Marseille est un trou, il ne s'y passe rien, jamais.
L'équipe municipale est un ramassis d'escrocs occupés à dilapider ce que la mairie possède encore. Pour masquer une politique inexistante, des magouilles et un bilan catastrophique on se lance dans des projets délirants.
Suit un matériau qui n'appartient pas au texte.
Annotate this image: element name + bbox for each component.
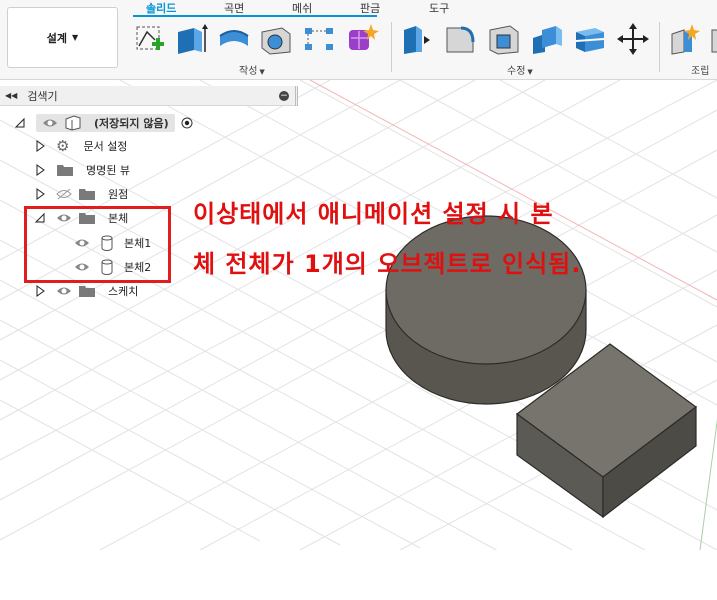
gear-icon: ⚙: [56, 137, 70, 155]
tree-item-document-settings[interactable]: ⚙ 문서 설정: [34, 136, 127, 156]
tree-item-label: 원점: [108, 188, 129, 201]
eye-hidden-icon[interactable]: [56, 188, 72, 200]
pattern-icon[interactable]: [302, 22, 336, 56]
active-radio-icon[interactable]: [181, 117, 193, 129]
revolve-icon[interactable]: [217, 22, 251, 56]
toolbar: 설계 ▼ 솔리드 곡면 메쉬 판금 도구 작성 ▼ 수정 ▼ 조립: [0, 0, 717, 80]
hole-icon[interactable]: [259, 22, 293, 56]
toolbar-divider: [659, 22, 660, 72]
new-sketch-icon[interactable]: [133, 22, 167, 56]
press-pull-icon[interactable]: [400, 22, 434, 56]
folder-icon: [57, 165, 73, 176]
fillet-icon[interactable]: [443, 22, 477, 56]
tab-surface[interactable]: 곡면: [224, 0, 244, 16]
tab-sheet-metal[interactable]: 판금: [360, 0, 380, 16]
collapse-panel-icon[interactable]: ◀◀: [5, 91, 17, 100]
tree-item-label: 스케치: [108, 285, 139, 298]
create-group-label[interactable]: 작성 ▼: [239, 62, 265, 77]
toolbar-divider: [391, 22, 392, 72]
eye-icon[interactable]: [56, 285, 72, 297]
extrude-icon[interactable]: [174, 22, 208, 56]
browser-panel-header: ◀◀ 검색기 −: [0, 86, 298, 106]
tree-root-row[interactable]: (저장되지 않음): [14, 113, 193, 133]
chevron-down-icon: ▼: [259, 68, 265, 76]
tree-item-label: 문서 설정: [83, 140, 128, 153]
collapsed-triangle-icon[interactable]: [34, 285, 46, 297]
active-tab-indicator: [133, 15, 377, 17]
split-body-icon[interactable]: [573, 22, 607, 56]
tab-solid[interactable]: 솔리드: [146, 0, 176, 16]
folder-icon: [79, 189, 95, 200]
annotation-line-2: 체 전체가 1개의 오브젝트로 인식됨.: [193, 250, 582, 278]
tree-item-origin[interactable]: 원점: [34, 184, 128, 204]
joint-icon[interactable]: [710, 22, 717, 56]
document-icon: [65, 115, 81, 131]
root-node[interactable]: (저장되지 않음): [36, 114, 175, 132]
annotation-line-1: 이상태에서 애니메이션 설정 시 본: [193, 200, 554, 228]
design-workspace-button[interactable]: 설계 ▼: [7, 7, 118, 68]
combine-icon[interactable]: [530, 22, 564, 56]
create-form-icon[interactable]: [345, 22, 379, 56]
shell-icon[interactable]: [487, 22, 521, 56]
highlight-box: [24, 206, 171, 283]
expanded-triangle-icon[interactable]: [14, 117, 26, 129]
folder-icon: [79, 286, 95, 297]
tree-item-sketches[interactable]: 스케치: [34, 281, 138, 301]
chevron-down-icon: ▼: [72, 33, 79, 42]
tab-tools[interactable]: 도구: [429, 0, 449, 16]
browser-title: 검색기: [27, 89, 58, 103]
collapsed-triangle-icon[interactable]: [34, 188, 46, 200]
minimize-panel-icon[interactable]: −: [279, 91, 289, 101]
tree-item-label: 명명된 뷰: [86, 164, 130, 177]
tree-item-named-views[interactable]: 명명된 뷰: [34, 160, 130, 180]
collapsed-triangle-icon[interactable]: [34, 164, 46, 176]
chevron-down-icon: ▼: [527, 68, 533, 76]
assemble-group-label[interactable]: 조립: [691, 62, 709, 77]
root-label: (저장되지 않음): [94, 117, 169, 130]
modify-group-label[interactable]: 수정 ▼: [507, 62, 533, 77]
new-component-icon[interactable]: [668, 22, 702, 56]
tab-mesh[interactable]: 메쉬: [292, 0, 312, 16]
collapsed-triangle-icon[interactable]: [34, 140, 46, 152]
move-icon[interactable]: [616, 22, 650, 56]
eye-icon[interactable]: [42, 117, 58, 129]
design-label: 설계: [46, 31, 68, 45]
panel-resize-handle[interactable]: [295, 86, 298, 106]
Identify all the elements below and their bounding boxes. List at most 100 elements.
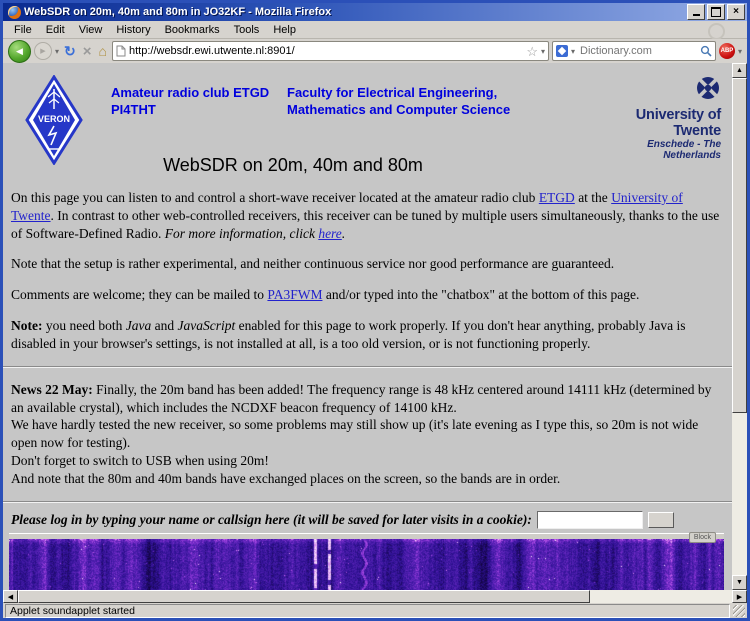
url-input[interactable]: [129, 45, 523, 57]
club-line2: PI4THT: [111, 102, 269, 119]
experimental-note: Note that the setup is rather experiment…: [11, 255, 724, 273]
comments-text-2: and/or typed into the "chatbox" at the b…: [322, 287, 639, 302]
menu-help[interactable]: Help: [266, 22, 303, 38]
etgd-link[interactable]: ETGD: [539, 190, 575, 205]
horizontal-scrollbar[interactable]: ◀ ▶: [3, 590, 747, 603]
block-button-top[interactable]: Block: [689, 532, 716, 543]
forward-icon: ▶: [40, 47, 45, 55]
location-bar[interactable]: ☆ ▾: [112, 41, 549, 61]
status-text: Applet soundapplet started: [5, 604, 730, 618]
page-icon: [116, 45, 126, 57]
intro-text-2: at the: [575, 190, 611, 205]
intro-italic: For more information, click: [165, 226, 319, 241]
faculty-name: Faculty for Electrical Engineering, Math…: [287, 85, 519, 119]
news-line-3: Don't forget to switch to USB when using…: [11, 452, 724, 470]
intro-end: .: [342, 226, 345, 241]
java-text-1: you need both: [42, 318, 125, 333]
forward-button[interactable]: ▶: [34, 42, 52, 60]
back-button[interactable]: ◀: [8, 40, 31, 63]
news-paragraph: News 22 May: Finally, the 20m band has b…: [11, 381, 724, 488]
login-submit-button[interactable]: [648, 512, 674, 528]
menu-view[interactable]: View: [72, 22, 110, 38]
divider: [3, 366, 732, 368]
vertical-scrollbar[interactable]: ▲ ▼: [732, 63, 747, 590]
divider: [3, 501, 732, 503]
minimize-button[interactable]: [687, 4, 705, 20]
menu-file[interactable]: File: [7, 22, 39, 38]
adblock-icon[interactable]: ABP: [719, 43, 735, 59]
title-bar[interactable]: WebSDR on 20m, 40m and 80m in JO32KF - M…: [3, 3, 747, 21]
maximize-icon: [711, 7, 721, 17]
news-line-4: And note that the 80m and 40m bands have…: [11, 470, 724, 488]
ut-name: University of Twente: [589, 107, 721, 139]
scroll-left-button[interactable]: ◀: [3, 590, 18, 603]
club-name: Amateur radio club ETGD PI4THT: [111, 85, 269, 119]
navigation-toolbar: ◀ ▶ ▾ ↻ × ⌂ ☆ ▾ ▾ ABP ▾: [3, 39, 747, 64]
search-icon[interactable]: [700, 45, 712, 57]
adblock-dropdown[interactable]: ▾: [738, 47, 742, 56]
ut-logo: University of Twente Enschede - The Neth…: [589, 75, 721, 161]
ut-subtitle: Enschede - The Netherlands: [589, 139, 721, 161]
scroll-right-button[interactable]: ▶: [732, 590, 747, 603]
search-engine-dropdown[interactable]: ▾: [571, 47, 575, 56]
scroll-down-button[interactable]: ▼: [732, 575, 747, 590]
firefox-icon: [8, 6, 21, 19]
veron-logo: VERON: [25, 75, 83, 165]
callsign-input[interactable]: [537, 511, 643, 529]
waterfall-80m-canvas[interactable]: [9, 539, 724, 590]
dictionary-glyph: [558, 47, 566, 55]
bookmark-star-icon[interactable]: ☆: [526, 45, 538, 58]
java-note: Note: you need both Java and JavaScript …: [11, 317, 724, 353]
java-italic: Java: [126, 318, 151, 333]
javascript-italic: JavaScript: [177, 318, 235, 333]
intro-paragraph: On this page you can listen to and contr…: [11, 189, 724, 242]
close-icon: ×: [733, 7, 739, 17]
page-header: VERON Amateur radio club ETGD PI4THT Fac…: [3, 63, 732, 155]
websdr-applet: Block 3580 3590 3600 3610 3620 Block: [9, 533, 724, 590]
menu-bookmarks[interactable]: Bookmarks: [158, 22, 227, 38]
news-label: News 22 May:: [11, 382, 93, 397]
intro-text-1: On this page you can listen to and contr…: [11, 190, 539, 205]
news-text-1: Finally, the 20m band has been added! Th…: [11, 382, 711, 415]
url-dropdown[interactable]: ▾: [541, 47, 545, 56]
ut-logo-icon: [695, 75, 721, 101]
news-line-1: News 22 May: Finally, the 20m band has b…: [11, 381, 724, 417]
back-icon: ◀: [16, 46, 23, 57]
vertical-scroll-thumb[interactable]: [732, 78, 747, 413]
page-title: WebSDR on 20m, 40m and 80m: [3, 155, 583, 176]
maximize-button[interactable]: [707, 4, 725, 20]
intro-text-3: . In contrast to other web-controlled re…: [11, 208, 719, 241]
menu-history[interactable]: History: [109, 22, 157, 38]
menu-bar: File Edit View History Bookmarks Tools H…: [3, 21, 747, 39]
menu-tools[interactable]: Tools: [227, 22, 267, 38]
browser-window: WebSDR on 20m, 40m and 80m in JO32KF - M…: [0, 0, 750, 621]
news-line-2: We have hardly tested the new receiver, …: [11, 416, 724, 452]
more-info-link[interactable]: here: [318, 226, 342, 241]
scroll-up-button[interactable]: ▲: [732, 63, 747, 78]
history-dropdown[interactable]: ▾: [55, 47, 59, 56]
note-label: Note:: [11, 318, 42, 333]
stop-button[interactable]: ×: [81, 43, 94, 60]
minimize-icon: [693, 6, 700, 16]
pa3fwm-link[interactable]: PA3FWM: [267, 287, 322, 302]
veron-label: VERON: [38, 114, 70, 124]
horizontal-scroll-thumb[interactable]: [18, 590, 590, 603]
login-row: Please log in by typing your name or cal…: [11, 511, 724, 529]
home-button[interactable]: ⌂: [97, 43, 109, 59]
resize-grip[interactable]: [733, 605, 745, 617]
search-input[interactable]: [578, 44, 697, 58]
search-bar[interactable]: ▾: [552, 41, 716, 61]
reload-button[interactable]: ↻: [62, 43, 78, 60]
comments-paragraph: Comments are welcome; they can be mailed…: [11, 286, 724, 304]
window-title: WebSDR on 20m, 40m and 80m in JO32KF - M…: [24, 6, 685, 18]
menu-edit[interactable]: Edit: [39, 22, 72, 38]
comments-text-1: Comments are welcome; they can be mailed…: [11, 287, 267, 302]
throbber-icon: [708, 23, 725, 40]
status-bar: Applet soundapplet started: [3, 603, 747, 618]
search-engine-icon[interactable]: [556, 45, 568, 57]
java-text-2: and: [151, 318, 177, 333]
close-button[interactable]: ×: [727, 4, 745, 20]
page-content: VERON Amateur radio club ETGD PI4THT Fac…: [3, 63, 732, 590]
login-label: Please log in by typing your name or cal…: [11, 512, 532, 528]
club-line1: Amateur radio club ETGD: [111, 85, 269, 102]
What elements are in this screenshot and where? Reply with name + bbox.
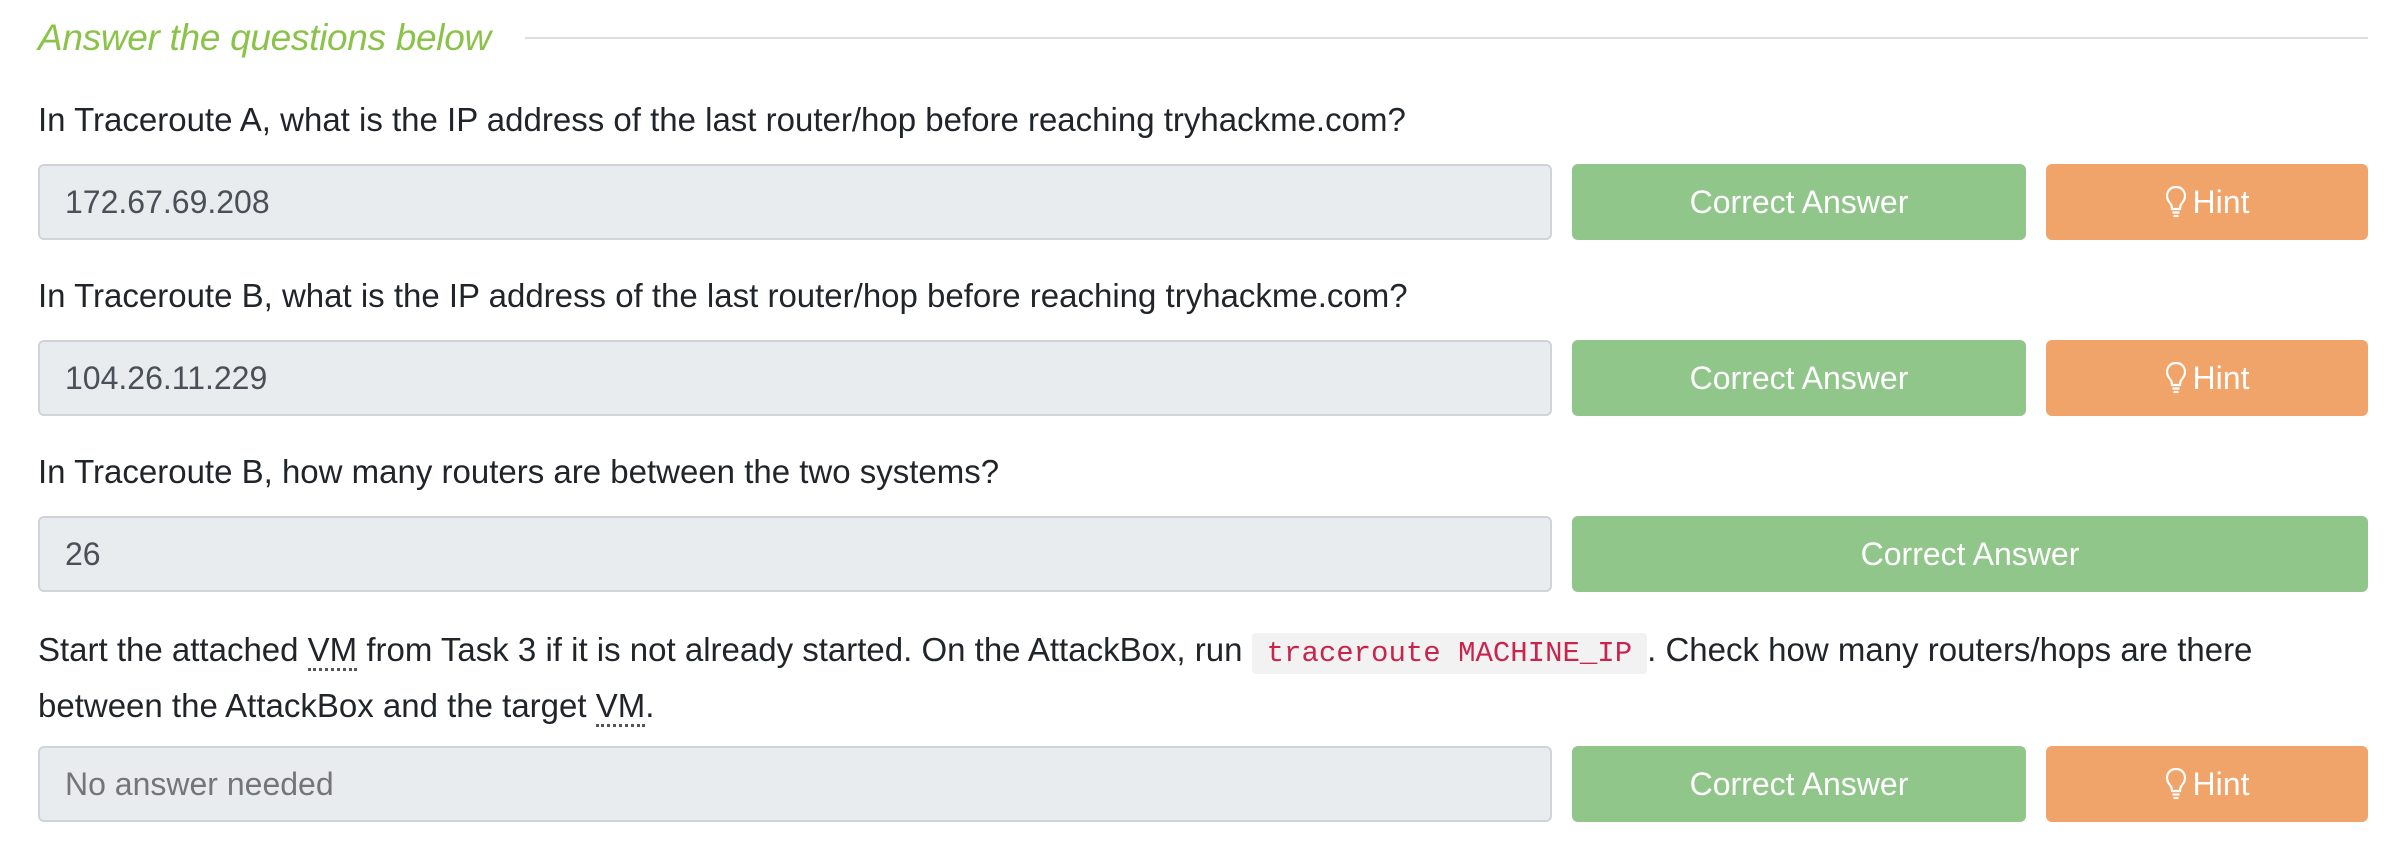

Si on commençait par faire des transports en commun dignes de ce nom ?
J'habite à côté de Notre Dame de la Garde. Pas de bus après 8h, pas de bus le dimanche. En semaine un bus chaque demi-heure… Ils vont faire comment pour visiter la capitale européenne de la culture les visiteurs éventuels ?
Marseille capitale de rien. C'est tout.
à Oister
De orange
16H47 | 08/09/2008 |
Salut, je te souhaite une des ces jours de quitter cette ville que tu considères comme un trou. c'est vrai que Marseille pour l'art et la culture ce n'est pas top. C'est pour ça qui mette le paquet publicitaire sur les calanques. Pourtant à Marseille il y a de bon artiste mais c'est dure de les dénicher tellement que la ville ne les considère pas. Mais pour t'avouer franchement c'est vrai que je trouve cette ville morte et sale.
Pourtant elle est pleine de jeune mais il semblerait qu'il y a une culture de mise à l'écart de la jeunesse.
Marseille ne mérite pas du tout le statue de ville de culture.
bien à toi
De orange
16H39 | 08/09/2008 |
Il est dommage que l'histoire de l'enfant agressé à Paris est pris le dessus sur cet article.
De jma14
18H20 | 08/09/2008 |
Pour qu'il y ai de la culture à Marseille, il faudrai qu'il y ai des spectateurs. C'est à dire de l'argent et un minimum « d'intellectuel » hors Marseille en est dépourvu.
En tout cas cela fait bien rire, les « expatriés » à Marseille (où les anciens, que je suis).